= Metropolitan Park (Manhattan) =

Baseball ground in New York City

Metropolitan Park is a former baseball ground located in East Harlem, Manhattan, in New York City. The ground was the part-time home to the New York Metropolitans of the American Association in 1884.

The wooden ballpark was built a few blocks east and south from their first home, the original Polo Grounds, on a piece of land bounded by 109th Street (north), the Harlem River (east), 107th Street (south), and First Avenue (west). It was built a block east and north of the site of the Red House hotel and grounds, which had hosted trotting, cricket and baseball from 1833 until its demise in about 1867.

The park had been built on a former dumping ground, a fact which contributed to its quick demise. It also suffered from the various swamp-related unpleasantries, such as mosquitoes, which had led to the shutdown of the Red House grounds.

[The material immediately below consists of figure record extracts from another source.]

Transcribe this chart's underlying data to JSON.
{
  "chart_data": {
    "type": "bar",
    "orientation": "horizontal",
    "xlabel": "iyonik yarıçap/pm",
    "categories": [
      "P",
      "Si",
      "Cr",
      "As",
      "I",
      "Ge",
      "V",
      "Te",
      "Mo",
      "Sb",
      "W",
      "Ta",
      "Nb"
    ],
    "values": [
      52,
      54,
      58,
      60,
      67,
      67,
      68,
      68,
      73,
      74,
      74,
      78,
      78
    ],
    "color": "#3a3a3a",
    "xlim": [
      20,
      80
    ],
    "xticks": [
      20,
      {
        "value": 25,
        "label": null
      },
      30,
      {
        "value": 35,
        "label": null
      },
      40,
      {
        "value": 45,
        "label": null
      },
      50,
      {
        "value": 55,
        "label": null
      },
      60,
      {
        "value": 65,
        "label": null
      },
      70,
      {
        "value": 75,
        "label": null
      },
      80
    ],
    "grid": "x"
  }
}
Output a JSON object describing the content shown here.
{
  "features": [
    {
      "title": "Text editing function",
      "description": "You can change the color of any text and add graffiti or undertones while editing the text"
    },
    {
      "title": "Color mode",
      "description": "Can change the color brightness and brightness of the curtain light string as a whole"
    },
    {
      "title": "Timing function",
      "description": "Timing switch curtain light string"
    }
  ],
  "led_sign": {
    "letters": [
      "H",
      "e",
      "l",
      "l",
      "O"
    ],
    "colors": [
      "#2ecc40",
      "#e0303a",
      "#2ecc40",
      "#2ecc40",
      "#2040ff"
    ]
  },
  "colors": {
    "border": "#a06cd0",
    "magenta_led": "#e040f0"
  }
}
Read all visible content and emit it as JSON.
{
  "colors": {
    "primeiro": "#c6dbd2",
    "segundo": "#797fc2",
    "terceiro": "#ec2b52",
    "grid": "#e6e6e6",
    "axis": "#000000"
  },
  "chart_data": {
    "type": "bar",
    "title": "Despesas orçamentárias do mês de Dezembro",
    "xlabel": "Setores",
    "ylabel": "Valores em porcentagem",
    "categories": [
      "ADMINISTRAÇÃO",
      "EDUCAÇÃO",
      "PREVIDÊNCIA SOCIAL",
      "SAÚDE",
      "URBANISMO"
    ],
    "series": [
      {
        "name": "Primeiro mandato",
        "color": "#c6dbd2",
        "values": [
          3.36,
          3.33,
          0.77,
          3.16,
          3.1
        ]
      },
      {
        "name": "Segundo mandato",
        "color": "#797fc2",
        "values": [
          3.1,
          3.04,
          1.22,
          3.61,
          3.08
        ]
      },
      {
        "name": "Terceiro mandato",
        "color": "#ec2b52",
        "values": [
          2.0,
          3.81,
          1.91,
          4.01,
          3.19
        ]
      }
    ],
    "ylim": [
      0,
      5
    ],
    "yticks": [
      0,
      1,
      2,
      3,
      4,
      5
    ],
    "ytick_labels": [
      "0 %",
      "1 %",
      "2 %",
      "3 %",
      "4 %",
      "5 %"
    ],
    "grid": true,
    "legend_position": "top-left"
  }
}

The Mets played their first game at Metropolitan Park on May 13, 1884, amid a degree of publicity. However, the park proved unsatisfactory, and was soon labeled "The Dump" by players and other observers (especially sports reporters working for the Brooklyn Eagle). The Mets returned to the Polo Grounds for games starting on July 17, 1884, except when the New York Giants were playing at home. The final Mets game played at Metropolitan Park was on August 23, 1884. The Mets then returned to their original Polo Grounds venue, in time to win the American Association pennant.

The park had a capacity of about 5,000.

The park continued to be used for occasional amateur baseball and football for a year or two after the Mets abandoned it. The block is now occupied by 1199 Plaza, a complex of residential buildings.